Under the current system, it is an "offense" worthy of termination for a World Bank staffer to speak with someone like Senator Patrick Leahy, Appropriations SubCommittee chair, even though $1 billion is being sent every year from the US Congress to the Bank. So what happens? No hearings at all. None in the Appropriations Committees, the same for Joe Biden's (and soon to be John Kerry's) Senate Foreign Relations Committee (SFRC). Senator Chris Dodd is currently acting-chair while Senator Biden campaigns for the Vice Presidency. Given the high probability, as per polls, of an overwhelming Obama victory, Chris Dodd is unlikely to give up his Banking Committee chair leaving Senator Kerry as the most likely Foreign Relations Committee chair from 2009 onwards. Quite a turn of events from the time John Kerry appeared as a young anti-war Veteran to testify in 1971 against what then looked like the unending US involvement in the Vietnam war and, thematically strikingly similar to his likely role in the next Congress. Today, Vietnamese government officials & businesspeople routinely fly into the US seeking foreign direct investment and for building US-Vietnamese commercial partnerships on goods and services for the booming business sectors of Asia. The SFRC too has its own oversight role, and there too SFRC is unable to speak with World Bank or any other UN-system staffer because of the sweeping multilateral immunities that may have been relevant for another era, but not this one.

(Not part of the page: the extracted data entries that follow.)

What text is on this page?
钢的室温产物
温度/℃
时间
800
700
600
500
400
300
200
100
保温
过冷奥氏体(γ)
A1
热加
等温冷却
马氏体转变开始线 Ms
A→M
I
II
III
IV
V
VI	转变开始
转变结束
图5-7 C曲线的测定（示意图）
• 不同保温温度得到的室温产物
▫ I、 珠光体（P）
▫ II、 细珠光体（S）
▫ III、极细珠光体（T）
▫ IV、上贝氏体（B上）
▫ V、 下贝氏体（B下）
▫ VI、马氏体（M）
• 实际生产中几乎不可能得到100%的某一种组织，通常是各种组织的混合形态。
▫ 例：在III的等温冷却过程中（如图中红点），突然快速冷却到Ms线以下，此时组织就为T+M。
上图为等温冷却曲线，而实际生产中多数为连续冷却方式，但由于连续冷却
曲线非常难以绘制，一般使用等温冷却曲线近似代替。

"Too Busy" to Hold a Hearing

Although it is the cornerstone of democracy to be able to question those in authority, legislative aides who have spent most of their lives in the confines of the Senate have a different take. Senator Leahy's top aide, for instance, told me that he is "too busy" to hold a hearing. The message it sends to those who receive a billion dollars a year is then unmistakable: no one is looking over your shoulder. In this case, Senator Leahy's chairing the Judiciary Committee is itself a full-time job and where does that leave time for chairing the key appropriations subcommittee on foreign operations on which rests America's soft power. Is seniority the sole criterion to decide on who should chair a committee or subcommittee? What about their other responsibilities? If he/she is too busy, shouldn't other Senators handle such committees and subcommittees?

Senator Dick Lugar as Secretary of State?

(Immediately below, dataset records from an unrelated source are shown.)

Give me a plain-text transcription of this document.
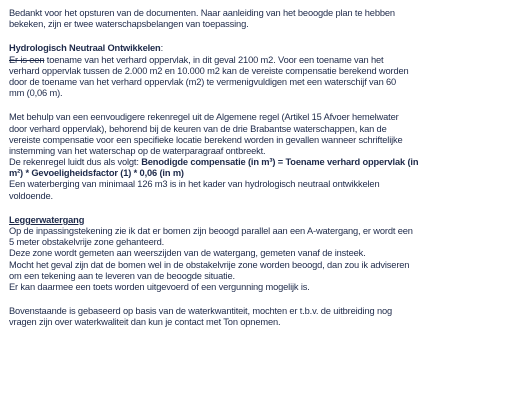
Bedankt voor het opsturen van de documenten. Naar aanleiding van het beoogde plan te hebben
bekeken, zijn er twee waterschapsbelangen van toepassing.
Hydrologisch Neutraal Ontwikkelen:
Er is een toename van het verhard oppervlak, in dit geval 2100 m2. Voor een toename van het
verhard oppervlak tussen de 2.000 m2 en 10.000 m2 kan de vereiste compensatie berekend worden
door de toename van het verhard oppervlak (m2) te vermenigvuldigen met een waterschijf van 60
mm (0,06 m).
Met behulp van een eenvoudigere rekenregel uit de Algemene regel (Artikel 15 Afvoer hemelwater
door verhard oppervlak), behorend bij de keuren van de drie Brabantse waterschappen, kan de
vereiste compensatie voor een specifieke locatie berekend worden in gevallen wanneer schriftelijke
instemming van het waterschap op de waterparagraaf ontbreekt.
De rekenregel luidt dus als volgt: Benodigde compensatie (in m³) = Toename verhard oppervlak (in
m²) * Gevoeligheidsfactor (1) * 0,06 (in m)
Een waterberging van minimaal 126 m3 is in het kader van hydrologisch neutraal ontwikkelen
voldoende.
Leggerwatergang
Op de inpassingstekening zie ik dat er bomen zijn beoogd parallel aan een A-watergang, er wordt een
5 meter obstakelvrije zone gehanteerd.
Deze zone wordt gemeten aan weerszijden van de watergang, gemeten vanaf de insteek.
Mocht het geval zijn dat de bomen wel in de obstakelvrije zone worden beoogd, dan zou ik adviseren
om een tekening aan te leveren van de beoogde situatie.
Er kan daarmee een toets worden uitgevoerd of een vergunning mogelijk is.
Bovenstaande is gebaseerd op basis van de waterkwantiteit, mochten er t.b.v. de uitbreiding nog
vragen zijn over waterkwaliteit dan kun je contact met Ton opnemen.
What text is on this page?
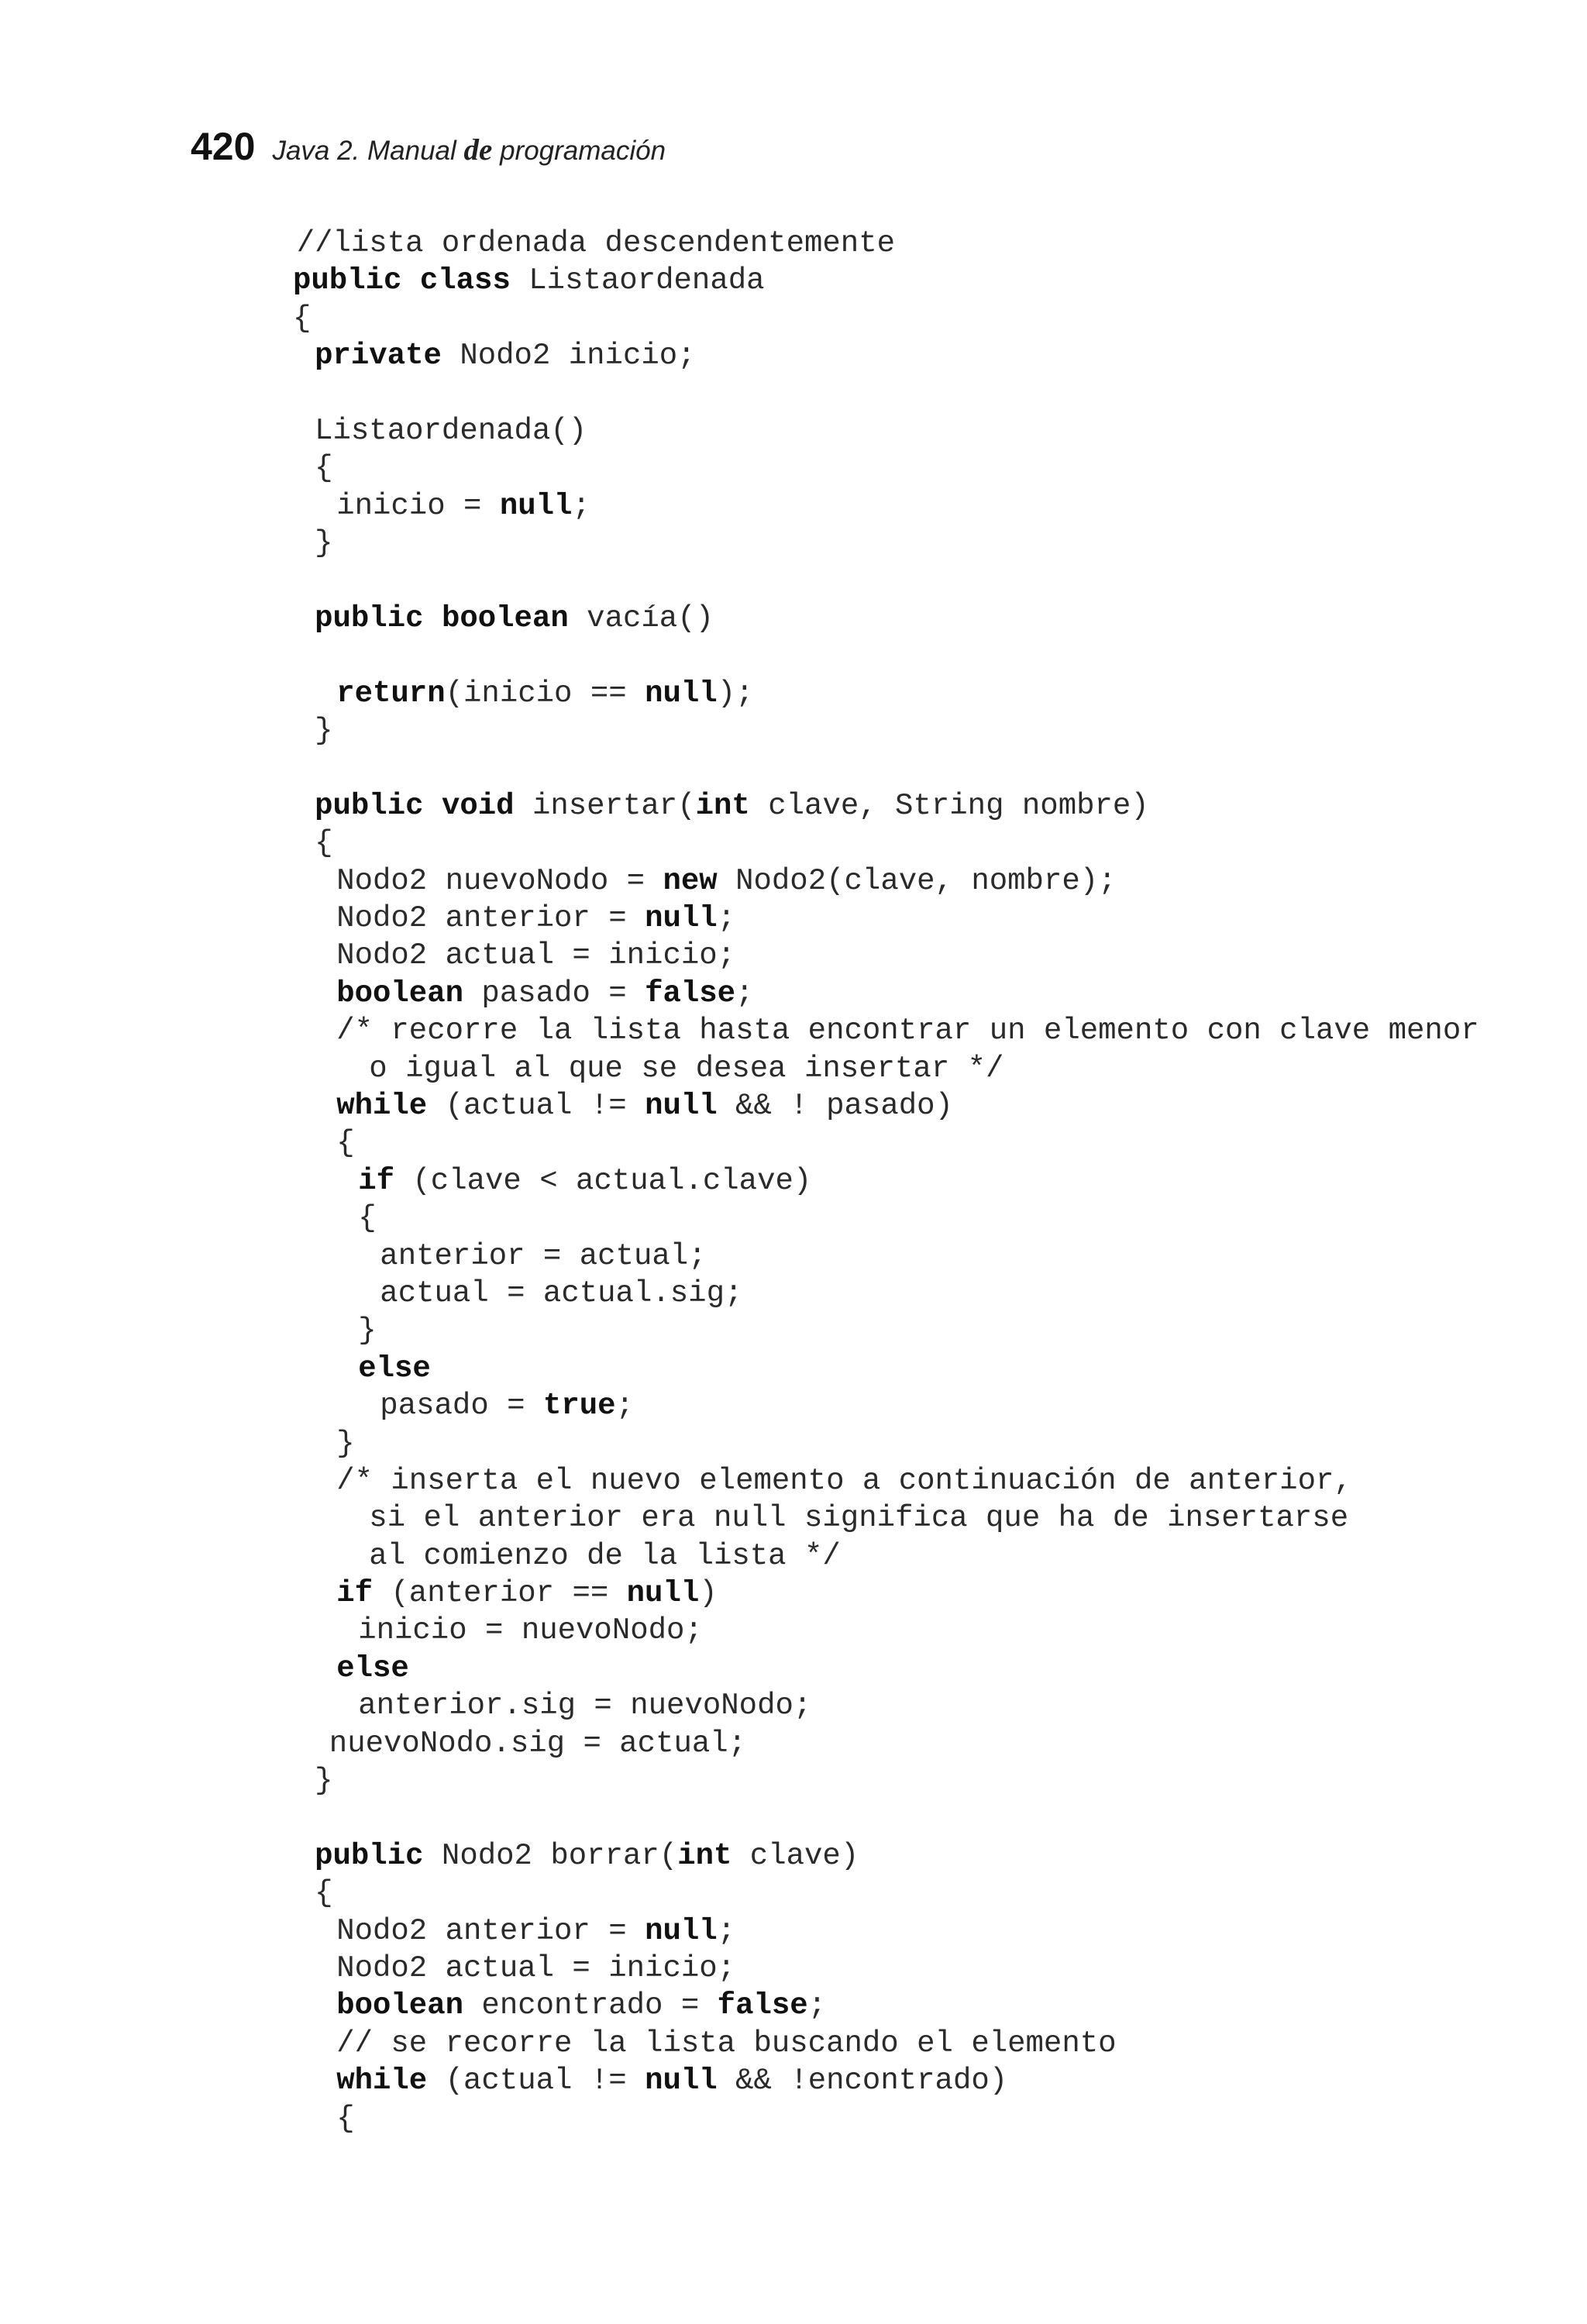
420 Java 2. Manual de programación
//lista ordenada descendentemente
public class Listaordenada
{
private Nodo2 inicio;
Listaordenada()
{
inicio = null;
}
public boolean vacía()
return(inicio == null);
}
public void insertar(int clave, String nombre)
{
Nodo2 nuevoNodo = new Nodo2(clave, nombre);
Nodo2 anterior = null;
Nodo2 actual = inicio;
boolean pasado = false;
/* recorre la lista hasta encontrar un elemento con clave menor
o igual al que se desea insertar */
while (actual != null && ! pasado)
{
if (clave < actual.clave)
{
anterior = actual;
actual = actual.sig;
}
else
pasado = true;
}
/* inserta el nuevo elemento a continuación de anterior,
si el anterior era null significa que ha de insertarse
al comienzo de la lista */
if (anterior == null)
inicio = nuevoNodo;
else
anterior.sig = nuevoNodo;
nuevoNodo.sig = actual;
}
public Nodo2 borrar(int clave)
{
Nodo2 anterior = null;
Nodo2 actual = inicio;
boolean encontrado = false;
// se recorre la lista buscando el elemento
while (actual != null && !encontrado)
{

In the final presidential debate of 2008, Senator Obama appeared to signal that he may appoint Sen. Dick Lugar as Secretary of State in an Obama Administration. It is customary to have a member of the opposite party in the cabinet: Bill Cohen for President Clinton and Norm Mineta for President Bush. Sen. Lugar has worked closely with Sen. Obama and Sen. Biden on the Foreign Relations Committee, and has been an expert on foreign policy and agriculture, food and nutrition for much of his professional life. Further, on the contentious area of foreign affairs that once had bipartisan consensus, the thinking may well be that Senator Lugar's appointment could neutralize any remaining opposition to ending the war in Iraq. But is that really the case? Conservatives have for long been ambivalent about Senator Lugar for multiple reasons.

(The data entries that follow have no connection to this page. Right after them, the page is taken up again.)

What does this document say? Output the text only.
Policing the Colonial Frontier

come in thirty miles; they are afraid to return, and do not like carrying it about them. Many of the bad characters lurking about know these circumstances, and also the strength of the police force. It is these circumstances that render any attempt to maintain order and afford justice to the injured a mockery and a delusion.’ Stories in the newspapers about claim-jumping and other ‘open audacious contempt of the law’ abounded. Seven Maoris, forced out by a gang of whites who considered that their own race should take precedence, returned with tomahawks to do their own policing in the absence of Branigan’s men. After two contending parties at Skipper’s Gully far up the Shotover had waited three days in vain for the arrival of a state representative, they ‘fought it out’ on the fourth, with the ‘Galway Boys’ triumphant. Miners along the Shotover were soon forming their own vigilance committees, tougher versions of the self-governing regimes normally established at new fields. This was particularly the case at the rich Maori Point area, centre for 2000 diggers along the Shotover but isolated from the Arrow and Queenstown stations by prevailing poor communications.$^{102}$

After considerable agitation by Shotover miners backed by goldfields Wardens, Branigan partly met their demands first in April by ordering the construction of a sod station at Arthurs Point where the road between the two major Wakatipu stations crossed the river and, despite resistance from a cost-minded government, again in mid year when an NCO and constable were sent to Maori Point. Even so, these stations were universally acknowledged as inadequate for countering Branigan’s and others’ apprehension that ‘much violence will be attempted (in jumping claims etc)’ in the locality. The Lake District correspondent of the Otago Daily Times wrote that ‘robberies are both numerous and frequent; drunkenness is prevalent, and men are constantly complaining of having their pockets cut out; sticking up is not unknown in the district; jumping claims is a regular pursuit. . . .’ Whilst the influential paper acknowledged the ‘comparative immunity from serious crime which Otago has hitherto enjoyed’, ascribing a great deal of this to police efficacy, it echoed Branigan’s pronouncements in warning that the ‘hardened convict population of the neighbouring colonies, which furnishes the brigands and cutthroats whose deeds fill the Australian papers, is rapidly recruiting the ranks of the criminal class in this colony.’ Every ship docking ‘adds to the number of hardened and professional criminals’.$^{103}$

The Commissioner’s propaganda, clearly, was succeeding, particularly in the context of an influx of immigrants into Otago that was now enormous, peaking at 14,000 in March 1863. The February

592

Multilateralism and Oversight

How is oversight possible if the rules are that even speaking with those with oversight responsibilities, with or without preconditions, is a punishable offense! That question is particularly pertinent as President Bush plans to host a world summit on the financial crisis. With the sexual harassment allegations against yet another multilateral development bank head, this time IMF Chief Dominique Strauss-Kahn, the stage is set for a thorough examination of the abuse of immunity and abuses of power and revamping of oversight mechanisms. Especially as the next Secretaries of State and Treasury will have to make the request to Congress for doubling of the annual US contributions to multilaterals that Senator Obama proposed, it could present a unique opportunity to thoroughly examine the privileges and immunities and make changes through Congress. Someone like Senator Coburn would be the ideal person to make that methodical examination. It is time to change the immunities to ensure accountability and transparency.